Methylene blue has historic uses as a dye for medical procedures in addition to treatment for methemoglobinemia, cyanide poisoning, ifosfamide toxicity, and shock. Most recently it has undergone clinical trials as a treatment for COVID-19-related respiratory disease and is on the World Health Organization’s List of Essential Medicines.
Methylene Blue History
Methylene Blue Uses
Methylene blue has a wide range of medical applications in addition to its use as a dye in various procedures. Some conditions treated by methylene blue include:
Methylene blue is used to treat methemoglobinemia caused by ingesting specific pharmaceuticals, toxic substances, or broad beans. Its mechanism of action is through the NADH or NADPH-dependent methemoglobin reductase enzymes that reduce methemoglobin back to hemoglobin.
When injected intravenously, methylene blue is reduced to leucomethylene blue, lowering the heme group to hemoglobin from methemoglobin. While methylene blue can reduce the half-life of methemoglobin from hours to minutes, large amounts can result in methemoglobinemia.
Large doses of methylene blue were used to treat potassium cyanide poisoning. Since the reduction potential of methylene blue is similar to that of oxygen, it can also be reduced by specific components of the electron transport chain.
Dye or stain
When used as an adjunct to saline or epinephrine, methylene blue is used in endoscopic polypectomy when injected into submucosa to remove polyps. Since methylene blue enables practitioners to identify submucosal tissue planes, it is useful to determine if more tissue needs to be removed or there is perforation risk.
Methylene blue is also used to identify dysplasia or precancerous lesions as a dye in chromoendoscopy. In addition, methylene blue can be injected into urine to test the urinary tract for fistulas or leaks.
Other uses of methylene blue include:
- Sentinel lymph node dissections
- Addition to bone cement in orthopedic operations
- Visualisation aid for medical devices
- Excision of fistulas and pilonidal sinuses
- Gastrointestinal surgeries: bowel resection, gastric bypass
- Redox indicator
- Peroxide generator
- Biological staining
- Water testing
- Sulfide analysis
Methylene blue is used to treat ifosfamide neurotoxicity. First reported in 1994, methylene blue was administered for the treatment and prophylaxis of ifosfamide neuropsychiatric toxicity. Chloroacetaldehyde, a toxic metabolite of ifosfamide, disrupts the mitochondrial respiratory chain and results in the accumulation of nicotinamide adenine dinucleotide hydrogen.
Methylene blue reverses the NADH inhibition of hepatic gluconeogenesis and acts as an alternative electron acceptor. It also prevents chloroethylamine’s transformation into chloroacetaldehyde and inhibits multiple amine oxidase activities, preventing the formation of chloroacetaldehyde.
Methylene blue is used to treat septic shock and anaphylaxis.
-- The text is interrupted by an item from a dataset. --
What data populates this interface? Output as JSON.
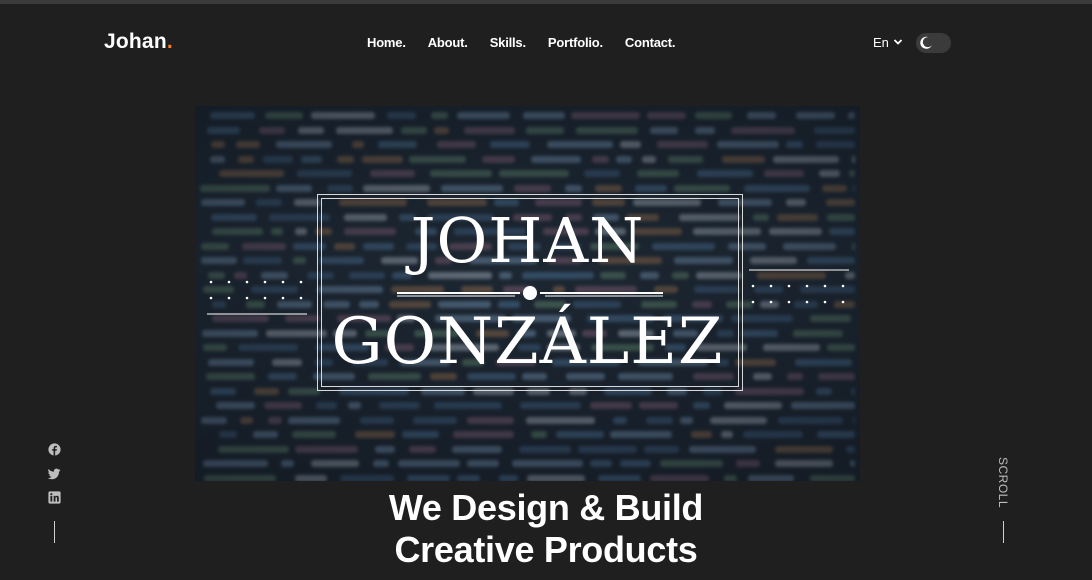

For people with vasoplegic syndrome (redistributive shock), methylene blue consistently increases blood pressure, however has not been shown to improve oxygen delivery or decrease in mortality.
Methylene Blue Treatment for COVID-19
Currently, there is no pharmacological intervention to treat hypoxemia and respiratory distress in COVID-19 patients. Methylene Blue is presently being studied as a protocol to improve oxygen saturation (SpO2) and respiratory rate (RR). Early results have shown that adding methylene blue to treatment protocols significantly improves SpO2 and the signs of respiratory distress in patients affected by COVID-19, resulting in decreased hospital stay and mortality.
Methylene Blue Structure
Methylene blue is a formal derivative of phenothiazine. When in a hydrated form, it has three water molecules per unit of methylene blue with a pH of 6 in water (at 10g/l) at a temperature of 25°C (77 °F).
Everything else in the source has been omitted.